Nota da redação: Em entrevista ao UOL Esporte, Luiz Shinohara apontou Flávio Canto como o melhor judoca com quem ele trabalhou na seleção

Vitória da tática
Em 2003, no Pan de Santo Domingo, eu tinha ficado seis semanas sem treinar por causa de uma lesão. Era só fisioterapia, viajei sem nenhum treino de quimono. Eu ligava para o Flavio [Honorato, reserva de Canto na época] e falava para ele ficar preparado porque talvez eu não conseguisse lutar. Eu só assistia às lutas e estudava. De tão preparado que eu estava, foi uma das competições mais fáceis que eu tive.
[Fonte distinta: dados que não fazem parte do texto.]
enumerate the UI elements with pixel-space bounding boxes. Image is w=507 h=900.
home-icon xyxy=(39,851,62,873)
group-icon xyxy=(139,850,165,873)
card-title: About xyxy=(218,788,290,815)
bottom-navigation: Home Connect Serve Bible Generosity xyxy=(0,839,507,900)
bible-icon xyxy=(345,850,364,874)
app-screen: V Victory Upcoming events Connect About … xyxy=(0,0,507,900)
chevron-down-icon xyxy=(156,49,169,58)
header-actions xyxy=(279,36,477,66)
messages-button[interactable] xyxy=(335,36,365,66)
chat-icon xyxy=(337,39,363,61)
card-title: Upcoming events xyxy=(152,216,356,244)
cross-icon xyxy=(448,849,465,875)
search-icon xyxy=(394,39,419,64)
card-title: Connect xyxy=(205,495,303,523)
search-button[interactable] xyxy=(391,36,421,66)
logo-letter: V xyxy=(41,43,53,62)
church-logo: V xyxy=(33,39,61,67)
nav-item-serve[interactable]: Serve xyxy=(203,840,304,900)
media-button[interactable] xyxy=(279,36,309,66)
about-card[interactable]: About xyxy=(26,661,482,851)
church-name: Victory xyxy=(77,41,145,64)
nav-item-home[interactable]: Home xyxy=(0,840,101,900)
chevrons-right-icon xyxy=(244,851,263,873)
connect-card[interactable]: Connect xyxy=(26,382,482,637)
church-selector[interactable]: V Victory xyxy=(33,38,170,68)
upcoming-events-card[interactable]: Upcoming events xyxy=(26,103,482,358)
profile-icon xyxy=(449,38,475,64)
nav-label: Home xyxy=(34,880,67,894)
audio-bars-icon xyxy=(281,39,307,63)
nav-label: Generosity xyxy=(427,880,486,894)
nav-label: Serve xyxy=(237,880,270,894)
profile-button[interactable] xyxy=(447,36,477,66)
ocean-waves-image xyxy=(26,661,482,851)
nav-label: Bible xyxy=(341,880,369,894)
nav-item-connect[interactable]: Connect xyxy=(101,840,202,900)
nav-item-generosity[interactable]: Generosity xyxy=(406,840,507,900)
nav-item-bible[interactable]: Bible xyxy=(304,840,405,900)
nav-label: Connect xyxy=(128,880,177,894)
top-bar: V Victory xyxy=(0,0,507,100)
Na final eu peguei o Gabriel Arteaga, cubano que sempre era meu rival nos torneios. Ele tentava um golpe e eu sabia reagir a tudo. Ele acabou desclassificado. Acho que até agora não entendeu o que aconteceu naquele dia.

Por que o Brasil venceu tanto no judô nos últimos anos?
O que mudou foi a estrutura e as viagens. A geração do Jun [competiu nos anos 1980] tecnicamente era excelente. Na época, o lado técnico era muito mais valorizado, mas eles não competiam nunca contra os melhores. Os dez melhores países se encontravam 20 vezes por ano e o Brasil só via eles no Mundial. Isso fazia muita diferença. O Brasil ia muito bem no Mundial júnior, por exemplo, porque ainda não havia muita competição pelo mundo na categoria. Aí quando passava para o adulto esse intercâmbio fazia falta e os resultados não se repetiam.

O esporte brasileiro melhorou?
Uma coisa que mudou, e eu falo com total propriedade, é que o atleta hoje não é mais herói. Não é aquela coisa do esforço, da abnegação. Pelo menos não no judô. Todos os atletas hoje ganham uma remuneração razoável. Não dá para você comparar com o futebol, mas já não é mais só aquela ajuda de custo. Na minha primeira Olimpíada eu ganhava R$ 500. Não tinha esse olhar de lutar para fazer o pé de meia. Era até um sonho mais puro de lutar para ganhar algo. Hoje isso melhorou. Hoje o COB tem até a preocupação de manter o atleta com os pés no chão, como se diz. O problema financeiro está muito mais na base. Quando o atleta chega na seleção ele já tem uma estrutura e um salário melhor.

Segredo do sucesso
É dinheiro e interesse político. Hoje, Cuba está depauperada e o esporte está em crise. É lógico que tinha a ver com vontade política de fazer o esporte. É ilusão achar que se constrói atleta de ponta sem dinheiro.

Brasil pós-2016
O ideal é ter uma visão muito mais de longo prazo. Avaliar só pelo resultado é ruim. Acho que a preocupação tem de ser com o que vai acontecer depois. As pessoas fazem um cálculo muito prático, dizem se o investimento foi pouco ou muito. Vai ser pouco se tudo terminar em 2016. Eu tenho um bom exemplo do quanto vale uma medalha. Hoje o Reação tem seis unidades, 40 funcionários e atende 1,2 mil alunos. O poder transformador de uma medalha, se você souber usá-la, é muito grande. Ela se estende por muito mais tempo. Quanto vale você ter um Cielo? Acho que pode valer mais. A Rafaela [Silva, campeã mundial que iniciou a carreira no Reação] e o sucesso dela fazem uma diferença enorme na fidelização do aluno.

Monocultura do futebol atrapalha?
Uma das maneiras de mudar isso é buscar ídolos em outros esportes. Para ele ter outras pessoas para querer ser além do Neymar. Lá no Reação, por exemplo, a gente tenta evitar a monocultura do judô. Tem uma parte do nosso programa que faz diferentes atividades no tatame, para desenvolver outras habilidades das crianças. Tem muita gente que torce contra o futebol na Olimpíada. Eu não concordo. Futebol também é esporte. Se eu perco uma criança para o futebol está tudo bem. O problema é perder para ela ficar na rua. É pobre pensar só em futebol, isso é claro. A pobreza de você estar na monocultura é perder potenciais atletas porque eles não experimentaram outras modalidades.

Fama
Tem uma parte muito legal, que é você poder usar isso para ajudar. Eu sou chamado toda hora para campanhas beneficentes. Outro dia eu fui lá pedir autorização para poder participar e brincaram: ‘Pô, mais uma?’. Se eu consigo usar essa fama para ajudar, por que não? Agora, tem o lado ruim da fofoca. Você sai de um nicho que é o esporte e passa a ser muito mais conhecido. A parte chata é ficar visado em um lado que não escolhi, que são essas fofocas de mulher, umas coisas nada a ver. Mas compensa.